No fundo, são essas as nuances que a cidade nos dá e ensina. É bom perceber ainda como muito da mesma cidade ainda lá está. Talvez por isso, continua a fazer sentido o apelo musical do filme, evocando a letra da canção Verdes Anos, entre a interpretação original de Teresa Paula Brito, na altura, ou a versão cantada pela própria Isabel Ruth no palco do Ideal. 
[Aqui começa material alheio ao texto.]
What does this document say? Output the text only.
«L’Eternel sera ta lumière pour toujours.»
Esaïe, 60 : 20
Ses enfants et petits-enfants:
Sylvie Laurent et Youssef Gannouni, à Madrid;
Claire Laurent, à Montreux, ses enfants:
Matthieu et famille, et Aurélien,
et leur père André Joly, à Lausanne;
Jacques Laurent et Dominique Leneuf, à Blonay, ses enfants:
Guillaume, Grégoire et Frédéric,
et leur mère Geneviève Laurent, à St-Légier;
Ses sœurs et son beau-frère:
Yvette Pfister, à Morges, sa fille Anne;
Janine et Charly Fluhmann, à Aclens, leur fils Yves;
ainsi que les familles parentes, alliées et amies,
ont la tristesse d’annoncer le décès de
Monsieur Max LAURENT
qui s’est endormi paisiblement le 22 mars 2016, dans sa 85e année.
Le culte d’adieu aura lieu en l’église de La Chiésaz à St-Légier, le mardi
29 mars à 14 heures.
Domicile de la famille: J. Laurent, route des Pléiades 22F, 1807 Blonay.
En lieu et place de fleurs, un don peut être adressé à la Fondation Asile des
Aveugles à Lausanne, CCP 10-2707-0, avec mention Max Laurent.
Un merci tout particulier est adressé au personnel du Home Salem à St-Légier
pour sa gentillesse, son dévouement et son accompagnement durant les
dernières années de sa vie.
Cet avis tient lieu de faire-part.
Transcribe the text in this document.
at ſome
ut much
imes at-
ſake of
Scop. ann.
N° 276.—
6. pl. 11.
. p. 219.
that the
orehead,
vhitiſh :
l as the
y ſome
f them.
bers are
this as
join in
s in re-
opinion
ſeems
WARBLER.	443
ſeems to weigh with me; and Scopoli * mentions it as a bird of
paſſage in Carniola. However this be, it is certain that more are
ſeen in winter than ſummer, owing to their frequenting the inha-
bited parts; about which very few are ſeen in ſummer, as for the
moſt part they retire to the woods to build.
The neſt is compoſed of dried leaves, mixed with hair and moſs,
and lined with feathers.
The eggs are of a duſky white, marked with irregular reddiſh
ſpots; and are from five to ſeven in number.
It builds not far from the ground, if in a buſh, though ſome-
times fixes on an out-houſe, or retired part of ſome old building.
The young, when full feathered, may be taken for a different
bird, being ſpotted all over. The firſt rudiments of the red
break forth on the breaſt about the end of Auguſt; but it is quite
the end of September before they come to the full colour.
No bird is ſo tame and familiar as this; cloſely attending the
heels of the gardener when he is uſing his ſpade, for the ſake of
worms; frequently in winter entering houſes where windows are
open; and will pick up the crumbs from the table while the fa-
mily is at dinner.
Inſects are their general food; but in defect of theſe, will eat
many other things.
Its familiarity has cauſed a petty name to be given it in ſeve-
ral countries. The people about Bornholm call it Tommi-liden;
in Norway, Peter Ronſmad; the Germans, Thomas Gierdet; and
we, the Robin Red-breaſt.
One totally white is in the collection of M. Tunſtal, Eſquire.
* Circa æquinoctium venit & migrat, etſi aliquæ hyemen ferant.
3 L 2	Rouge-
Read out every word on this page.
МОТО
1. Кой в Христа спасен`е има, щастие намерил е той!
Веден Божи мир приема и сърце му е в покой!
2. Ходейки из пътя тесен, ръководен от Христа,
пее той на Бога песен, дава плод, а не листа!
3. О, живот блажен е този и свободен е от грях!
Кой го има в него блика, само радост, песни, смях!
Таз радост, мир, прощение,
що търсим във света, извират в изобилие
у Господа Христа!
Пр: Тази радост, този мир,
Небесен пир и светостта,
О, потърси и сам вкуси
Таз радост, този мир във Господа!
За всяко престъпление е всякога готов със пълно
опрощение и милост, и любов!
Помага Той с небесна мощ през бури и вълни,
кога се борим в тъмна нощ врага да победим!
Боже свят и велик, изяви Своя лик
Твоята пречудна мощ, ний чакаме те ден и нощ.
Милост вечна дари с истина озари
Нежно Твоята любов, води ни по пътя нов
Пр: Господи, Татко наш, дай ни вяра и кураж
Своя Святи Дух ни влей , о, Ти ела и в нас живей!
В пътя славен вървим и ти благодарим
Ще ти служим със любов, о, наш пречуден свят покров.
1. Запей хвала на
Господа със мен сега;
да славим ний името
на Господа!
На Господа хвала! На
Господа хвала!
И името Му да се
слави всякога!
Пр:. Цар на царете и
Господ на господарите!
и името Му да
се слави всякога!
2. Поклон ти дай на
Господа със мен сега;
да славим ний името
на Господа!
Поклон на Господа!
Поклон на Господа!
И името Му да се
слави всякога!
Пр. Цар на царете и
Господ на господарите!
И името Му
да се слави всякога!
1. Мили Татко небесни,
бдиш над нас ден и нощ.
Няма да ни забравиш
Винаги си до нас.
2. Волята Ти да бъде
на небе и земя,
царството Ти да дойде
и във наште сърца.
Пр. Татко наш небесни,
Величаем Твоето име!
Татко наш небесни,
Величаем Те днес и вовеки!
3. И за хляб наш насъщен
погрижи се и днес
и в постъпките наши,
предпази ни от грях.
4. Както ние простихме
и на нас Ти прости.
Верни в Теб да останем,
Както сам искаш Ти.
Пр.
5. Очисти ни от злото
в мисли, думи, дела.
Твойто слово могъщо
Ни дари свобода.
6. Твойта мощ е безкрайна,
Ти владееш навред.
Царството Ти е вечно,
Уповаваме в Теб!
Isabel Ruth, ao vivo, no Cinema Ideal.

E foi mesmo a trautear a letra da canção que seguimos, ao descer a Rua do Alecrim, reimaginando um rewind que nos levaria ao túnel do outrora mítico Texas Bar, hoje na zona mais conhecida por ‘pink street’, e espreitar pela porta para tentar perceber onde fora rodada a cena cortada pela censura. Isto antes do final reimaginado, junto ao Vá-Vá, com o efeito de grua desejado por Paulo Rocha e agora concretizado na apoteose musical com Isabel Ruth.

Era o amor
Que chegava e partia
Estarmos os dois
Era um calor, que arrefecia
Sem antes nem depois.

Era um segredo
Sem ninguém para ouvir
Eram enganos e era um medo
A morte a rir
Dos nossos verdes anos.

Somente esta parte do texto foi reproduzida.